The government has also stated that “handover dividends” in Afghanistan will be “reinvested,” meaning that once troops leave certain areas under Afghan control, they will be relocated to other areas still in need.
The last troops would be scheduled to leave the country completely by 2014.
In total, 419 MPs were in favour, 116 against and 23 abstained.
The plan garnered a broad majority after opposition party the centre-left Social Democrats (SPD) signalled their willingness to vote in its favour in mid-January, but the environmentalist Greens have said they wanted a more precise description of the step-by-step withdrawal.
Ahead of the vote some Green party members said they would abstain, while the socialist Left party opposed the measure.
In an interview with daily Die Zeit on Friday, Green party co-leader Claudia Roth said that if countries like the United States could manage a concrete withdrawal plan, so could Germany.

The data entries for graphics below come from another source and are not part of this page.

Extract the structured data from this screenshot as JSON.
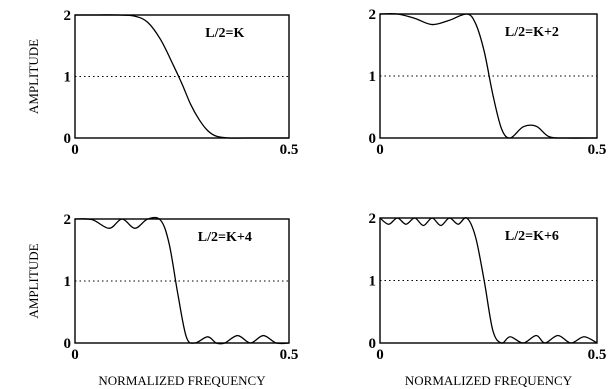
{
  "chart_data": [
    {
      "type": "line",
      "annotation": "L/2=K",
      "xlim": [
        0,
        0.5
      ],
      "ylim": [
        0,
        2
      ],
      "x_ticks": [
        "0",
        "0.5"
      ],
      "y_ticks": [
        "0",
        "1",
        "2"
      ],
      "reference_line": 1,
      "ylabel": "AMPLITUDE",
      "xlabel": "",
      "x": [
        0,
        0.05,
        0.1,
        0.14,
        0.17,
        0.2,
        0.23,
        0.25,
        0.27,
        0.29,
        0.31,
        0.33,
        0.36,
        0.4,
        0.5
      ],
      "y": [
        2.0,
        2.0,
        2.0,
        1.98,
        1.88,
        1.6,
        1.18,
        0.88,
        0.55,
        0.3,
        0.12,
        0.03,
        0.0,
        0.0,
        0.0
      ]
    },
    {
      "type": "line",
      "annotation": "L/2=K+2",
      "xlim": [
        0,
        0.5
      ],
      "ylim": [
        0,
        2
      ],
      "x_ticks": [
        "0",
        "0.5"
      ],
      "y_ticks": [
        "0",
        "1",
        "2"
      ],
      "reference_line": 1,
      "ylabel": "",
      "xlabel": "",
      "x": [
        0,
        0.04,
        0.08,
        0.12,
        0.16,
        0.2,
        0.22,
        0.24,
        0.26,
        0.28,
        0.3,
        0.33,
        0.36,
        0.39,
        0.43,
        0.5
      ],
      "y": [
        2.0,
        2.0,
        1.93,
        1.83,
        1.9,
        2.0,
        1.85,
        1.4,
        0.7,
        0.15,
        0.0,
        0.18,
        0.19,
        0.02,
        0.0,
        0.0
      ]
    },
    {
      "type": "line",
      "annotation": "L/2=K+4",
      "xlim": [
        0,
        0.5
      ],
      "ylim": [
        0,
        2
      ],
      "x_ticks": [
        "0",
        "0.5"
      ],
      "y_ticks": [
        "0",
        "1",
        "2"
      ],
      "reference_line": 1,
      "ylabel": "AMPLITUDE",
      "xlabel": "NORMALIZED FREQUENCY",
      "x": [
        0,
        0.04,
        0.08,
        0.11,
        0.14,
        0.17,
        0.2,
        0.22,
        0.24,
        0.26,
        0.28,
        0.31,
        0.33,
        0.35,
        0.38,
        0.41,
        0.44,
        0.47,
        0.5
      ],
      "y": [
        2.0,
        1.99,
        1.85,
        2.0,
        1.85,
        2.0,
        1.98,
        1.6,
        0.8,
        0.1,
        0.0,
        0.1,
        0.0,
        0.0,
        0.12,
        0.0,
        0.12,
        0.0,
        0.0
      ]
    },
    {
      "type": "line",
      "annotation": "L/2=K+6",
      "xlim": [
        0,
        0.5
      ],
      "ylim": [
        0,
        2
      ],
      "x_ticks": [
        "0",
        "0.5"
      ],
      "y_ticks": [
        "0",
        "1",
        "2"
      ],
      "reference_line": 1,
      "ylabel": "",
      "xlabel": "NORMALIZED FREQUENCY",
      "x": [
        0,
        0.02,
        0.04,
        0.06,
        0.08,
        0.1,
        0.12,
        0.14,
        0.16,
        0.18,
        0.2,
        0.22,
        0.24,
        0.26,
        0.28,
        0.3,
        0.33,
        0.36,
        0.38,
        0.41,
        0.44,
        0.47,
        0.5
      ],
      "y": [
        2.0,
        1.9,
        2.0,
        1.9,
        2.0,
        1.88,
        2.0,
        1.88,
        2.0,
        1.9,
        2.0,
        1.7,
        1.0,
        0.2,
        0.0,
        0.1,
        0.0,
        0.12,
        0.0,
        0.12,
        0.0,
        0.1,
        0.0
      ]
    }
  ]
}
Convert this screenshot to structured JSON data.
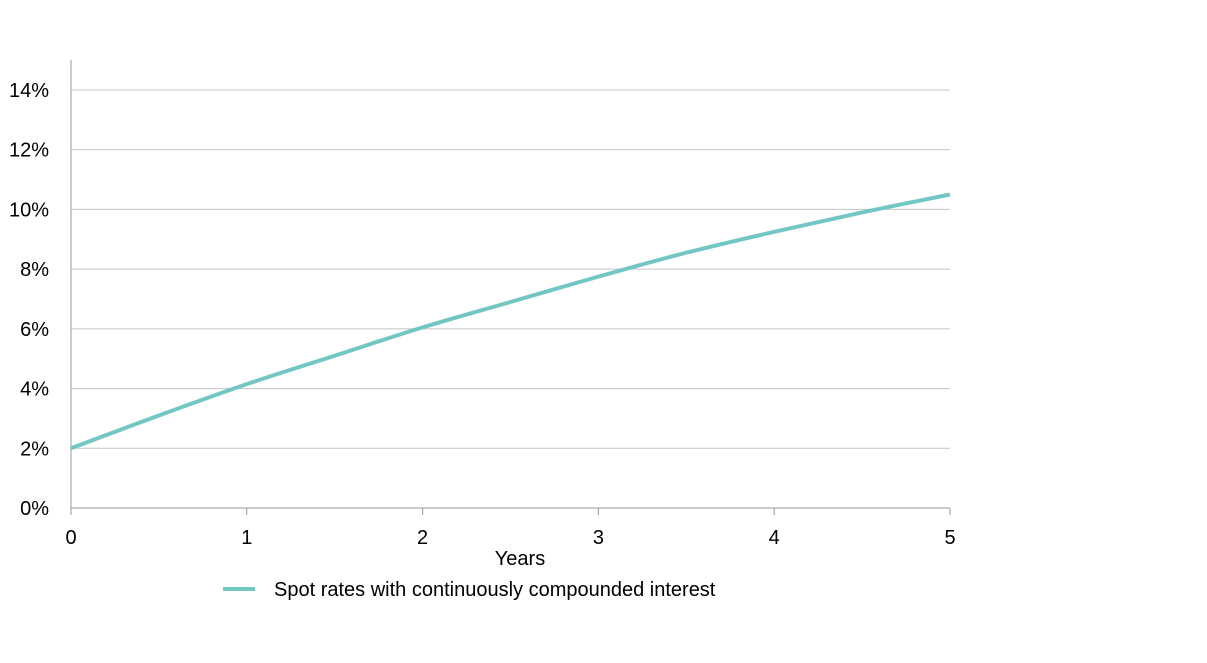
{
  "chart_data": {
    "type": "line",
    "title": "",
    "xlabel": "Years",
    "ylabel": "",
    "xlim": [
      0,
      5
    ],
    "ylim": [
      0,
      15
    ],
    "x_ticks": [
      0,
      1,
      2,
      3,
      4,
      5
    ],
    "x_tick_labels": [
      "0",
      "1",
      "2",
      "3",
      "4",
      "5"
    ],
    "y_ticks": [
      0,
      2,
      4,
      6,
      8,
      10,
      12,
      14
    ],
    "y_tick_labels": [
      "0%",
      "2%",
      "4%",
      "6%",
      "8%",
      "10%",
      "12%",
      "14%"
    ],
    "grid": "horizontal",
    "legend_position": "bottom",
    "series": [
      {
        "name": "Spot rates with continuously compounded interest",
        "color": "#72c7c2",
        "x": [
          0,
          0.5,
          1,
          1.5,
          2,
          2.5,
          3,
          3.5,
          4,
          4.5,
          5
        ],
        "y": [
          2.0,
          3.1,
          4.15,
          5.1,
          6.05,
          6.9,
          7.75,
          8.55,
          9.25,
          9.9,
          10.5
        ]
      }
    ]
  }
}
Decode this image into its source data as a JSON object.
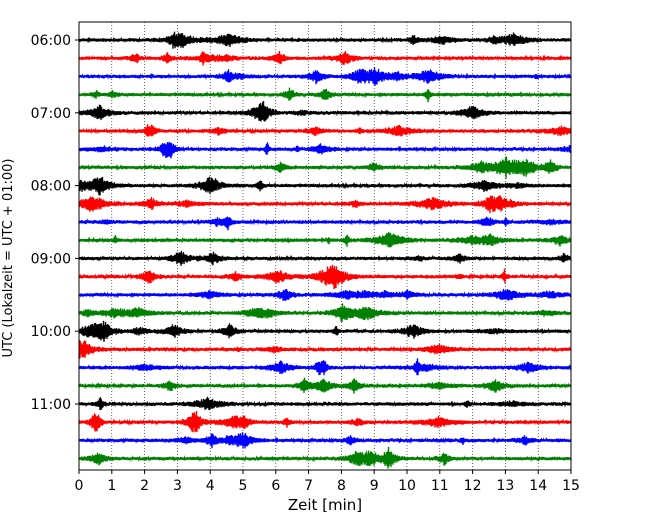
{
  "chart_data": {
    "type": "line",
    "title": "",
    "xlabel": "Zeit  [min]",
    "ylabel": "UTC (Lokalzeit = UTC + 01:00)",
    "xlim": [
      0,
      15
    ],
    "x_ticks": [
      "0",
      "1",
      "2",
      "3",
      "4",
      "5",
      "6",
      "7",
      "8",
      "9",
      "10",
      "11",
      "12",
      "13",
      "14",
      "15"
    ],
    "y_ticks": [
      "06:00",
      "07:00",
      "08:00",
      "09:00",
      "10:00",
      "11:00"
    ],
    "grid": "vertical dotted",
    "legend": "none",
    "trace_colors": [
      "#000000",
      "#ff0000",
      "#0000ff",
      "#008000"
    ],
    "traces": [
      {
        "start": "06:00",
        "color": "#000000"
      },
      {
        "start": "06:15",
        "color": "#ff0000"
      },
      {
        "start": "06:30",
        "color": "#0000ff"
      },
      {
        "start": "06:45",
        "color": "#008000"
      },
      {
        "start": "07:00",
        "color": "#000000"
      },
      {
        "start": "07:15",
        "color": "#ff0000"
      },
      {
        "start": "07:30",
        "color": "#0000ff"
      },
      {
        "start": "07:45",
        "color": "#008000"
      },
      {
        "start": "08:00",
        "color": "#000000"
      },
      {
        "start": "08:15",
        "color": "#ff0000"
      },
      {
        "start": "08:30",
        "color": "#0000ff"
      },
      {
        "start": "08:45",
        "color": "#008000"
      },
      {
        "start": "09:00",
        "color": "#000000"
      },
      {
        "start": "09:15",
        "color": "#ff0000"
      },
      {
        "start": "09:30",
        "color": "#0000ff"
      },
      {
        "start": "09:45",
        "color": "#008000"
      },
      {
        "start": "10:00",
        "color": "#000000"
      },
      {
        "start": "10:15",
        "color": "#ff0000"
      },
      {
        "start": "10:30",
        "color": "#0000ff"
      },
      {
        "start": "10:45",
        "color": "#008000"
      },
      {
        "start": "11:00",
        "color": "#000000"
      },
      {
        "start": "11:15",
        "color": "#ff0000"
      },
      {
        "start": "11:30",
        "color": "#0000ff"
      },
      {
        "start": "11:45",
        "color": "#008000"
      }
    ]
  }
}
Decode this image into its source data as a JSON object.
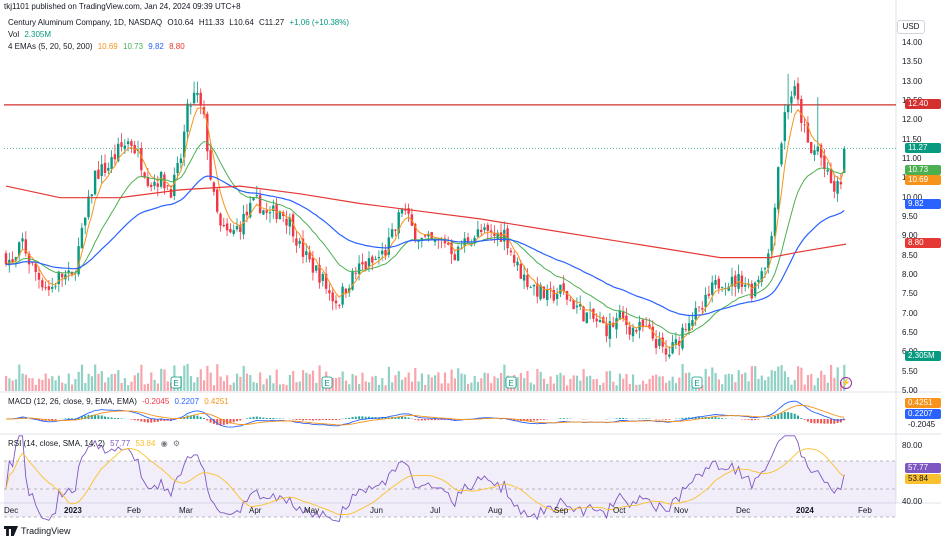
{
  "header": {
    "published": "tkj1101 published on TradingView.com, Jan 24, 2024 09:39 UTC+8"
  },
  "legend": {
    "symbol": "Century Aluminum Company, 1D, NASDAQ",
    "o": "O10.64",
    "h": "H11.33",
    "l": "L10.64",
    "c": "C11.27",
    "change": "+1.06 (+10.38%)",
    "vol_label": "Vol",
    "vol_value": "2.305M",
    "ema_label": "4 EMAs (5, 20, 50, 200)",
    "ema5": "10.69",
    "ema20": "10.73",
    "ema50": "9.82",
    "ema200": "8.80"
  },
  "macd": {
    "label": "MACD (12, 26, close, 9, EMA, EMA)",
    "hist": "-0.2045",
    "macd": "0.2207",
    "signal": "0.4251"
  },
  "rsi": {
    "label": "RSI (14, close, SMA, 14, 2)",
    "rsi": "57.77",
    "sma": "53.84"
  },
  "currency": "USD",
  "price_axis": [
    "14.00",
    "13.50",
    "13.00",
    "12.50",
    "12.00",
    "11.50",
    "11.00",
    "10.50",
    "10.00",
    "9.50",
    "9.00",
    "8.50",
    "8.00",
    "7.50",
    "7.00",
    "6.50",
    "6.00",
    "5.50",
    "5.00"
  ],
  "rsi_axis": [
    "80.00",
    "40.00"
  ],
  "badges": {
    "hline": "12.40",
    "last": "11.27",
    "ema20": "10.73",
    "ema5": "10.69",
    "ema50": "9.82",
    "ema200": "8.80",
    "volume": "2.305M",
    "macd_signal": "0.4251",
    "macd_line": "0.2207",
    "macd_hist": "-0.2045",
    "rsi": "57.77",
    "rsi_sma": "53.84"
  },
  "x_axis": [
    "Dec",
    "2023",
    "Feb",
    "Mar",
    "Apr",
    "May",
    "Jun",
    "Jul",
    "Aug",
    "Sep",
    "Oct",
    "Nov",
    "Dec",
    "2024",
    "Feb"
  ],
  "earnings_marker": "E",
  "brand": "TradingView",
  "colors": {
    "up": "#089981",
    "down": "#f23645",
    "ema5": "#f7931a",
    "ema20": "#4caf50",
    "ema50": "#2962ff",
    "ema200": "#e53935",
    "hline": "#d32f2f",
    "rsi": "#7e57c2",
    "rsi_sma": "#fbc02d"
  },
  "chart_data": {
    "type": "candlestick",
    "title": "Century Aluminum Company, 1D, NASDAQ",
    "ylim": [
      5.0,
      14.0
    ],
    "horizontal_line": 12.4,
    "last_close": 11.27,
    "series": [
      {
        "name": "EMA 5",
        "last": 10.69
      },
      {
        "name": "EMA 20",
        "last": 10.73
      },
      {
        "name": "EMA 50",
        "last": 9.82
      },
      {
        "name": "EMA 200",
        "last": 8.8
      }
    ],
    "monthly_closes": {
      "x": [
        "Dec",
        "2023",
        "Feb",
        "Mar",
        "Apr",
        "May",
        "Jun",
        "Jul",
        "Aug",
        "Sep",
        "Oct",
        "Nov",
        "Dec",
        "2024",
        "Feb"
      ],
      "values": [
        8.6,
        8.4,
        11.6,
        12.8,
        9.6,
        7.4,
        9.6,
        8.9,
        9.1,
        7.4,
        6.7,
        6.4,
        7.9,
        12.9,
        11.27
      ]
    }
  }
}
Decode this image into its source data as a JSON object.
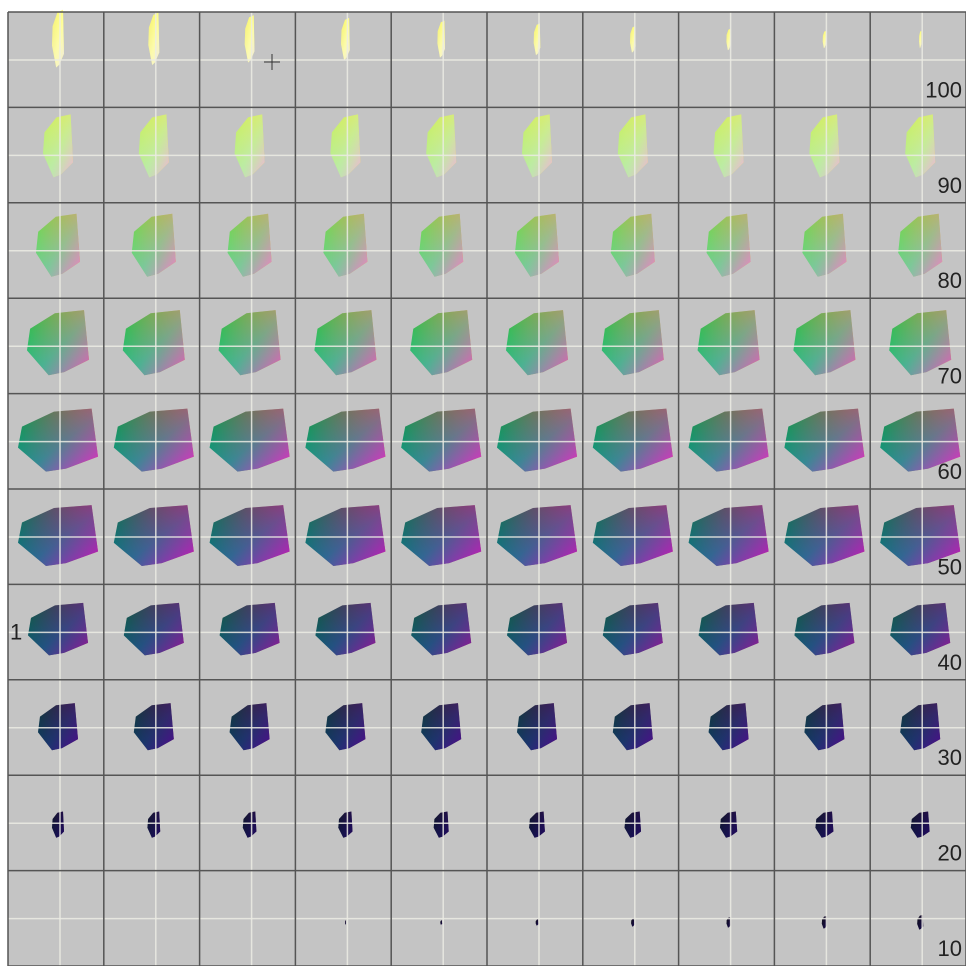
{
  "row_labels": [
    "100",
    "90",
    "80",
    "70",
    "60",
    "50",
    "40",
    "30",
    "20",
    "10"
  ],
  "side_label": "1"
}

“That also means being honest about the fact that a military withdrawal does not end responsibility,” she told the paper. “We need a peace plan that contains details of civil reconstruction after the withdrawal. So far the long-term perspective has been missing.”
Making up NATO’s third-largest troop contingent in Afghanistan, the Bundeswehr is based mostly in the relatively peaceful north, but the situation has become more dangerous in recent years. Forty-five German soldiers have died there in the last nine years.